There is a ripple effect that can happen when people understand the urgency of action for nature and are given the agency to do something, whatever their space. Thanks to Wildacres near Arklow, in Co Wicklow, a brilliant project by nature nuts Gilly Taylor and Brian O’Toole, wildlife ponds are being dug in back gardens and back fields, native trees and shrubs planted along rivers and pollinator habitats protected. Their nature calendar is a lovely and educational gift and vouchers can be redeemed against tours, walks, workshops, courses and hive produce. wildacres.ie

Donate a tree

Struck by the lack of nature in plans for the national park in Wicklow, Danny Alvey and his siblings set up ReWild Wicklow to co-ordinate volunteer efforts to restore nature in this beautiful part of the country. You can support the work with a donation, or buy a gift of trees from rewildwicklow.ie, the support for the trees marked with a personalised certificate decorated with Wicklow-based artist Emily Robyn Archer’s beautiful illustrations.

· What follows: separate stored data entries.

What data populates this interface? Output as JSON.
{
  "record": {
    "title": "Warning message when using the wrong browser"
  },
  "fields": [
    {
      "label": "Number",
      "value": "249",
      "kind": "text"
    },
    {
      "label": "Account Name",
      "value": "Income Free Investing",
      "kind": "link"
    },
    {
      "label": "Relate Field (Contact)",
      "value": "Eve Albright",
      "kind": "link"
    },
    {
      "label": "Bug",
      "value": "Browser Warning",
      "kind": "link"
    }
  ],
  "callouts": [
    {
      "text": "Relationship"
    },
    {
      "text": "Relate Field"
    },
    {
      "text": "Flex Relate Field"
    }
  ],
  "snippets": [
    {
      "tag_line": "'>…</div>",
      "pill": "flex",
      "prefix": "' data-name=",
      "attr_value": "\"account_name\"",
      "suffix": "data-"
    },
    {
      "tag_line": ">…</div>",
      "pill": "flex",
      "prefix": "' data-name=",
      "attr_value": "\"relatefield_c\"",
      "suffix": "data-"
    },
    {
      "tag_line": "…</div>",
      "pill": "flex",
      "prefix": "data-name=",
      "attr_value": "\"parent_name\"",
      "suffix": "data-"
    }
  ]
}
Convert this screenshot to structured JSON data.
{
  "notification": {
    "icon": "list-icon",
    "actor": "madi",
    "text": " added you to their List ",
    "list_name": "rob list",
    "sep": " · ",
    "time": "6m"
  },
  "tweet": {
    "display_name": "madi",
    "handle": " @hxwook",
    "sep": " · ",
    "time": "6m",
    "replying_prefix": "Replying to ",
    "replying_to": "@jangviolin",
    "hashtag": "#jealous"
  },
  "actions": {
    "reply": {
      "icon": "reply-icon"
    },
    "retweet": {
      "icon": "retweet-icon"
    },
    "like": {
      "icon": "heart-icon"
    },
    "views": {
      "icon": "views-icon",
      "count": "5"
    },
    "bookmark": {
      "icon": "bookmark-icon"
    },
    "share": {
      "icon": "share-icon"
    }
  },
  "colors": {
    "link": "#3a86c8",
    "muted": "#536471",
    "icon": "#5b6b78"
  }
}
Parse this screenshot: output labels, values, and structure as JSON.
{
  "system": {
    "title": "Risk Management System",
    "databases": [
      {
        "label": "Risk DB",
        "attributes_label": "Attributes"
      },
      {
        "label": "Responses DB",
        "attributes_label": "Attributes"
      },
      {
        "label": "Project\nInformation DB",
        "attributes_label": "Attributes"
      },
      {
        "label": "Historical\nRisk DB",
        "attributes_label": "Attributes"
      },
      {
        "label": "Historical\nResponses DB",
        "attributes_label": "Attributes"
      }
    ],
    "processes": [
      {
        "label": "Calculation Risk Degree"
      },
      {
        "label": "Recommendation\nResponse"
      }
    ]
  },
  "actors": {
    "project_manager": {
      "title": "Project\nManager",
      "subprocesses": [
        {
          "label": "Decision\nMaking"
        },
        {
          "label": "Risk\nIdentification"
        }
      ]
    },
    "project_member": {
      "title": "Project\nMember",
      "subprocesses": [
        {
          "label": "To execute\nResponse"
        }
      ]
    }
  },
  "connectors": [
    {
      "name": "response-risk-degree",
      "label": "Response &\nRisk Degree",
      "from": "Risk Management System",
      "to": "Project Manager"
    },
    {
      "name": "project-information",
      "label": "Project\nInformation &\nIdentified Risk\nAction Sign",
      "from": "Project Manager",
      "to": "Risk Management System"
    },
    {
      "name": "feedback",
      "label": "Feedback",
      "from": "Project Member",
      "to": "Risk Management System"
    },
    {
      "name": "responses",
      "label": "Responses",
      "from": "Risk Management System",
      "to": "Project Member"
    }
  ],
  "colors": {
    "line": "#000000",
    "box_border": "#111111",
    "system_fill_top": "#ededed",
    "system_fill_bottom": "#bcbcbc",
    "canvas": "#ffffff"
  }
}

Membership of the Irish Wildlife Trust

This comes with a subscription to their always-interesting magazine so you get to read about projects and work throughout Ireland to support the Trust’s advocacy and work on behalf of struggling wildlife. iwt.ie

Rescue wild animals

Kildare Wildlife Rescue has a hands-on mission to help heal wounded and distressed animals before releasing them back to the wild with a network of volunteers who bring the wild animals to safety. idonate.ie/cause/Kildarewildliferescue

Sponsor a forest

The Burren pine project by the Burrenbeo Trust is bringing back Clare’s Scots pine forests using trees grown from the seed of a stand of pines genetically linked to Ireland’s oldest pollen record of this tree. burrenbeo.com

Go wild next year

If you own a lawn let some or all of it go. You can mow paths through it, or leave the edges to grow to wavy frondy seedy grasses that wave in the breeze around a hidden centre. Expose some soil and sow yellow rattle in spring to make space for non-grasses. Yellow rattle is known as the meadow maker thanks to its bullying tendencies towards the roots of grasses. If you don’t own a lawn, talk someone you know who owns one into a wilder approach for 2024.